Indeed, brand extensions that veer too far from their product class often fail because they lose the perceived quality benefits of the core brand. Gerber’s offering of baby food for older adults, Colgate’s prepared food, Cosmopolitan magazine’s yogurt, Unilever’s video arcade-barbershops, LifeSavers’ soft drinks, Bic pen’s disposable women’s underwear, and Heinz’s cleaning fluid all fell short because they left consumers confused and disconnected.

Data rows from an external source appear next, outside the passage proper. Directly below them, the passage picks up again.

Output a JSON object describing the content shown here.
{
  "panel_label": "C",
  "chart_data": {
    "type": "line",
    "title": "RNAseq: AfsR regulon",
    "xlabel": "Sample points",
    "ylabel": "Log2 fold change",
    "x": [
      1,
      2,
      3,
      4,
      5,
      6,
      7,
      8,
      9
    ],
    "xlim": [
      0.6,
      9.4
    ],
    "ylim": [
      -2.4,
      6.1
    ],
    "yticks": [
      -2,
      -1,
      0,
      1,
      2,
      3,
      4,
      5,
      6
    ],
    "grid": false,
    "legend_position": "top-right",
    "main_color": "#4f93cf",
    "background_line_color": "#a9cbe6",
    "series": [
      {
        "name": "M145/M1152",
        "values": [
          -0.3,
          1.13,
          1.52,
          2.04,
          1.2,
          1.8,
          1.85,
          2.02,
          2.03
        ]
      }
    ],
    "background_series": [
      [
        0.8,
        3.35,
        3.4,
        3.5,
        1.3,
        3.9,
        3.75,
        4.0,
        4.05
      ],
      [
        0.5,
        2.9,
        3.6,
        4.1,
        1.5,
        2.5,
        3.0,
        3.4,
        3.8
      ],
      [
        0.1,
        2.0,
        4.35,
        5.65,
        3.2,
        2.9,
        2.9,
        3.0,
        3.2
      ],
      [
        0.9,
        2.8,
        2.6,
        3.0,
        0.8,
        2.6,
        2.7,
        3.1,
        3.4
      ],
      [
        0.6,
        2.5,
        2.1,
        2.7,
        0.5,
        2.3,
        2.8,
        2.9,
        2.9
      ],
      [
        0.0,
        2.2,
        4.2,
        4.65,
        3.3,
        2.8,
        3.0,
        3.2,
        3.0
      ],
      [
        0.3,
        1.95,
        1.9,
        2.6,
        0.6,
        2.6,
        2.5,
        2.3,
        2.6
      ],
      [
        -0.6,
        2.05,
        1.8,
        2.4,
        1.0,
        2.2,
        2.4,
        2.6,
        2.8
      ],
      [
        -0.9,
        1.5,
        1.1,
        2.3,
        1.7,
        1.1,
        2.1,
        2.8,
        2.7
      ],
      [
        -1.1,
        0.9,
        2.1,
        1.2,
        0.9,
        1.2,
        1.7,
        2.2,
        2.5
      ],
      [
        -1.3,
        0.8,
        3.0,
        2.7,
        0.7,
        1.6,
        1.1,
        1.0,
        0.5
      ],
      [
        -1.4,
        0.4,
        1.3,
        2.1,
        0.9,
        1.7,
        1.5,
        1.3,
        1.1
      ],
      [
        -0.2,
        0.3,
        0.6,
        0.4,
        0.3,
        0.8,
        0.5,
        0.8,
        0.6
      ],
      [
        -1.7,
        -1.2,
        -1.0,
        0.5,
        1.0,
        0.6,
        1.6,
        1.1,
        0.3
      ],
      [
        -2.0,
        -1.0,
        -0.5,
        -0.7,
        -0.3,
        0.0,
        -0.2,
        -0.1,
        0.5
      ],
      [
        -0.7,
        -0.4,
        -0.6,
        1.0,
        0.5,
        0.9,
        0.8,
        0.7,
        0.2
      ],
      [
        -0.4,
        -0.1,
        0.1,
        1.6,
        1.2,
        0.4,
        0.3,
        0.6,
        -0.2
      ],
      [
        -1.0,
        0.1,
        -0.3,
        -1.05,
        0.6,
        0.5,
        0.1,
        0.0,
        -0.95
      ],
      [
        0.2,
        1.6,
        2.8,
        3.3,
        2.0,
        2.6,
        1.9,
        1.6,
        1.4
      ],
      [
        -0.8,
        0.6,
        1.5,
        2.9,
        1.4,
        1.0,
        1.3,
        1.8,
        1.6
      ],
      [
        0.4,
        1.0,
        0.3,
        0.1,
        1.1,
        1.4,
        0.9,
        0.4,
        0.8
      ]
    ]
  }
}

Successful branding is not about products but rather about perception. The article ends in stating that branding aims to help products stand out while reassuring the public about factory-produced goods. A brand’s identity highlights a product and should maintain a public’s trust in the product’s quality, which can be exploited to make brand extensions. However, it is critical not to push too far from the product’s core and confuse the target consumers. In the end, too many options can lead to less focus, and a quality extension should retain the perceived quality benefits of the core brand for success.

Brand Failures and Trust

Brands can fail when there is a break in trust between customers and corporations. This can happen due to poor customer or media relations, but it is most common during crises when media attention is focused on a specific corporate problem or accident. Examples include Exxon’s mishandling of the Exxon Valdez spill and McDonald’s “McLibel” case. In both cases, the companies’ responses eroded trust and damaged their reputation. The power of the internet in shaping public opinion has made it even more critical for brands to maintain transparency and good communication during a crisis. As the saying goes, “If you spot a hole in the market, it does not mean that you should fill it.” Brands need to prioritize maintaining trust with their customers to avoid damaging consequences.

Cultural Considerations

Global corporations often face cultural barriers when marketing their products due to differences in language, customs, and consumer perceptions. This can lead to setbacks, such as Kellogg’s failed launch of Corn Flakes in India, where hot breakfasts are the norm. Brands must adapt to local cultures and consider factors such as taste, religion, and literacy levels to be successful. Even within a company, cultural misunderstandings can occur, as seen with Fender guitars when it was sold to CBS. A lack of empathy and understanding caused declining sales until new owners refocused on Fender’s unique craftsmanship and relationships with musicians. Brands must remain aware of the importance of cultural considerations to maintain success in a global market.